The Effect of Individual Income Tax Rates on the Economy, Part 1: 1901 – 1928

by Mike Kimel

The Effect of Individual Income Tax Rates on the Economy, Part 1: 1901 – 1928

In 1913, the 16th Amendment to the Constitution led to the income tax system we know and don’t love today. Since that time, in fact, since way before that time, people have been arguing about the effect of taxes on the economy. Over the next few posts, I will take a systematic look at the relationship between individual tax rates and the economy going as far back as the data allows in the United States.

In most of these posts, I will measure the effect of the economy using growth in real GDP per capita. However, that series only dates back to 1929. So in today’s post, which will focus on the period up to December 1928, I will look at the recessions (using official dates from the NBER and compare that to top individual marginal tax rates as published in the IRS’ statistics of income historical table 23.

The graph below shows the top marginal tax rate (black line) and periods in which the economy was in recession (gray bars) going back to January 1901. (Note – the economy was in a recession from June of 1899 to December 1900, so January 1901 is a nice “clean slate” date at which to start.)

Figure 1.

I think the graph above lends itself to be division into three more or less discrete periods. The first is the pre-tax period from 1901 until 1912. The second is the “rising tax” period from 1913 through 1918, and the third is the “falling tax” period from 1919 to 1928.

Now, if you asked the typical economics professor or politician or conservative to rank three periods – no individual income taxes, rising individual income tax rates, and falling individual income tax rates – in terms of time spent in recession, you’d probably hear this back, “The economy will spend less time in recession when there are no income taxes, and the most time in recession when tax rates are rising.”

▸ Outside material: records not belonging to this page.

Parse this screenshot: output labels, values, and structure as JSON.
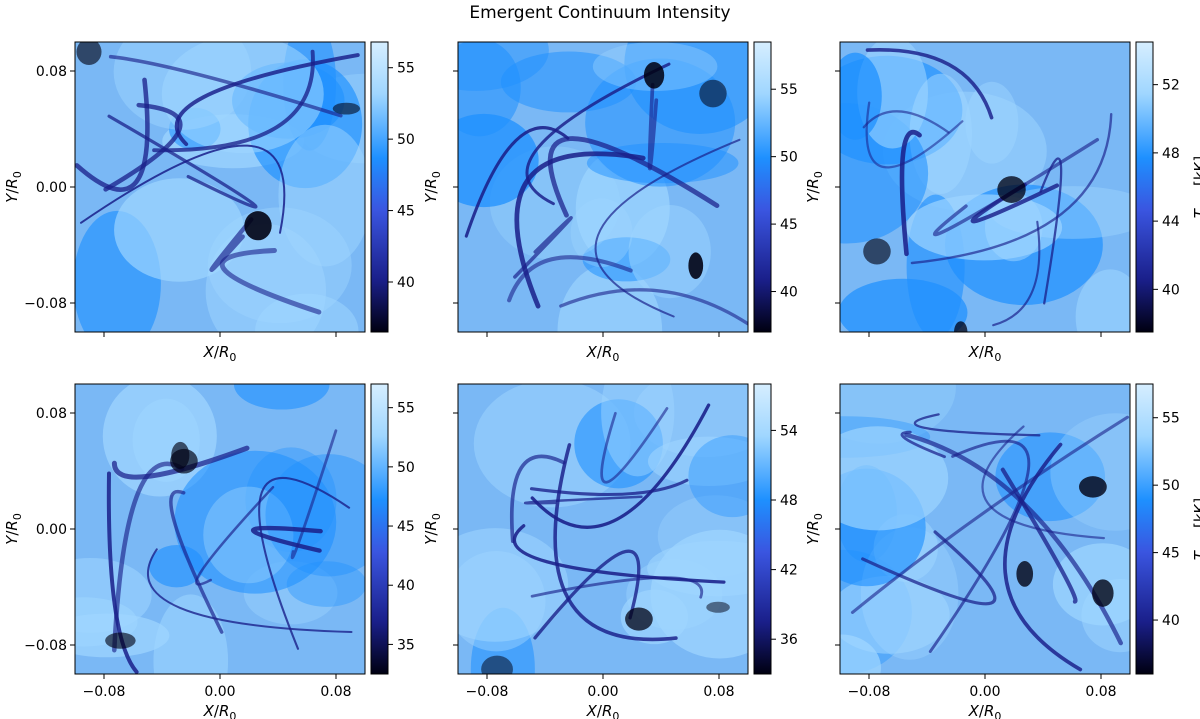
{
  "figure": {
    "title": "Emergent Continuum Intensity"
  },
  "colormap": {
    "dark": "#000011",
    "mid_dark": "#1a1f8a",
    "mid": "#3a55e0",
    "blue": "#1e90ff",
    "light": "#9fd6ff",
    "lightest": "#d6eeff"
  },
  "chart_data": [
    {
      "type": "heatmap",
      "xlabel": "X/R₀",
      "ylabel": "Y/R₀",
      "xticks": [
        -0.08,
        0.0,
        0.08
      ],
      "xtick_labels": [],
      "yticks": [
        -0.08,
        0.0,
        0.08
      ],
      "ytick_labels": [
        "−0.08",
        "0.00",
        "0.08"
      ],
      "xlim": [
        -0.1,
        0.1
      ],
      "ylim": [
        -0.1,
        0.1
      ],
      "colorbar": {
        "ticks": [
          40,
          45,
          50,
          55
        ],
        "tick_labels": [
          "40",
          "45",
          "50",
          "55"
        ],
        "range": [
          36.5,
          56.8
        ],
        "label": ""
      },
      "field_seed": 1
    },
    {
      "type": "heatmap",
      "xlabel": "X/R₀",
      "ylabel": "Y/R₀",
      "xticks": [
        -0.08,
        0.0,
        0.08
      ],
      "xtick_labels": [],
      "yticks": [
        -0.08,
        0.0,
        0.08
      ],
      "ytick_labels": [],
      "xlim": [
        -0.1,
        0.1
      ],
      "ylim": [
        -0.1,
        0.1
      ],
      "colorbar": {
        "ticks": [
          40,
          45,
          50,
          55
        ],
        "tick_labels": [
          "40",
          "45",
          "50",
          "55"
        ],
        "range": [
          37.0,
          58.5
        ],
        "label": ""
      },
      "field_seed": 2
    },
    {
      "type": "heatmap",
      "xlabel": "X/R₀",
      "ylabel": "Y/R₀",
      "xticks": [
        -0.08,
        0.0,
        0.08
      ],
      "xtick_labels": [],
      "yticks": [
        -0.08,
        0.0,
        0.08
      ],
      "ytick_labels": [],
      "xlim": [
        -0.1,
        0.1
      ],
      "ylim": [
        -0.1,
        0.1
      ],
      "colorbar": {
        "ticks": [
          40,
          44,
          48,
          52
        ],
        "tick_labels": [
          "40",
          "44",
          "48",
          "52"
        ],
        "range": [
          37.5,
          54.5
        ],
        "label": "T_rad [kK]"
      },
      "field_seed": 3
    },
    {
      "type": "heatmap",
      "xlabel": "X/R₀",
      "ylabel": "Y/R₀",
      "xticks": [
        -0.08,
        0.0,
        0.08
      ],
      "xtick_labels": [
        "−0.08",
        "0.00",
        "0.08"
      ],
      "yticks": [
        -0.08,
        0.0,
        0.08
      ],
      "ytick_labels": [
        "−0.08",
        "0.00",
        "0.08"
      ],
      "xlim": [
        -0.1,
        0.1
      ],
      "ylim": [
        -0.1,
        0.1
      ],
      "colorbar": {
        "ticks": [
          35,
          40,
          45,
          50,
          55
        ],
        "tick_labels": [
          "35",
          "40",
          "45",
          "50",
          "55"
        ],
        "range": [
          32.5,
          57.0
        ],
        "label": ""
      },
      "field_seed": 4
    },
    {
      "type": "heatmap",
      "xlabel": "X/R₀",
      "ylabel": "Y/R₀",
      "xticks": [
        -0.08,
        0.0,
        0.08
      ],
      "xtick_labels": [
        "−0.08",
        "0.00",
        "0.08"
      ],
      "yticks": [
        -0.08,
        0.0,
        0.08
      ],
      "ytick_labels": [],
      "xlim": [
        -0.1,
        0.1
      ],
      "ylim": [
        -0.1,
        0.1
      ],
      "colorbar": {
        "ticks": [
          36,
          42,
          48,
          54
        ],
        "tick_labels": [
          "36",
          "42",
          "48",
          "54"
        ],
        "range": [
          33.0,
          58.0
        ],
        "label": ""
      },
      "field_seed": 5
    },
    {
      "type": "heatmap",
      "xlabel": "X/R₀",
      "ylabel": "Y/R₀",
      "xticks": [
        -0.08,
        0.0,
        0.08
      ],
      "xtick_labels": [
        "−0.08",
        "0.00",
        "0.08"
      ],
      "yticks": [
        -0.08,
        0.0,
        0.08
      ],
      "ytick_labels": [],
      "xlim": [
        -0.1,
        0.1
      ],
      "ylim": [
        -0.1,
        0.1
      ],
      "colorbar": {
        "ticks": [
          40,
          45,
          50,
          55
        ],
        "tick_labels": [
          "40",
          "45",
          "50",
          "55"
        ],
        "range": [
          36.0,
          57.5
        ],
        "label": "T_rad [kK]"
      },
      "field_seed": 6
    }
  ]
}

But that isn’t what the data shows. The time spent in recession is pretty comparable. The percentage of months under recession in the pre-tax period is 43.8%. The percentage of months under recession in the rising tax period is 40.3%. The percentage of months under recession in the falling tax period is 42.5%.

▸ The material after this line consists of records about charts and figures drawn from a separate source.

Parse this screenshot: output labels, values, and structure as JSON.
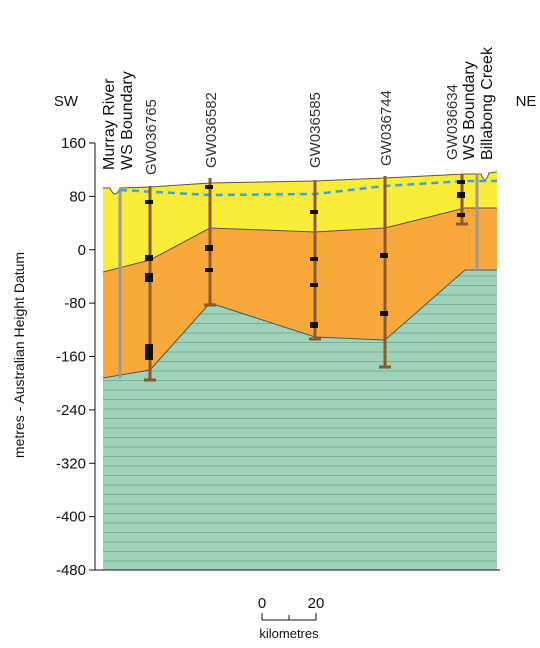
{
  "header": {
    "left": "SW",
    "right": "NE"
  },
  "y_axis": {
    "title": "metres - Australian Height Datum",
    "range": [
      -480,
      160
    ],
    "ticks": [
      160,
      80,
      0,
      -80,
      -160,
      -240,
      -320,
      -400,
      -480
    ]
  },
  "labels": [
    "Murray River",
    "WS Boundary",
    "GW036765",
    "GW036582",
    "GW036585",
    "GW036744",
    "GW036634",
    "WS Boundary",
    "Billabong Creek"
  ],
  "scale_bar": {
    "start": "0",
    "end": "20",
    "unit": "kilometres"
  }
}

Now let’s talk some nuance. A recession is not a recession is not a recession. For instance, the recession that began in 1907 was pretty severe, and is often referred to as the Panic of 1907. The recession of 1918 was caused by the end of WW2. And then there’s one more detail worth mentioning, the elephant not in the room so to speak. The graph doesn’t show what happened in 1929, following just over a decade of tax cuts (in which time the top marginal rate fell from 77% to 24%), we had the Great Depression.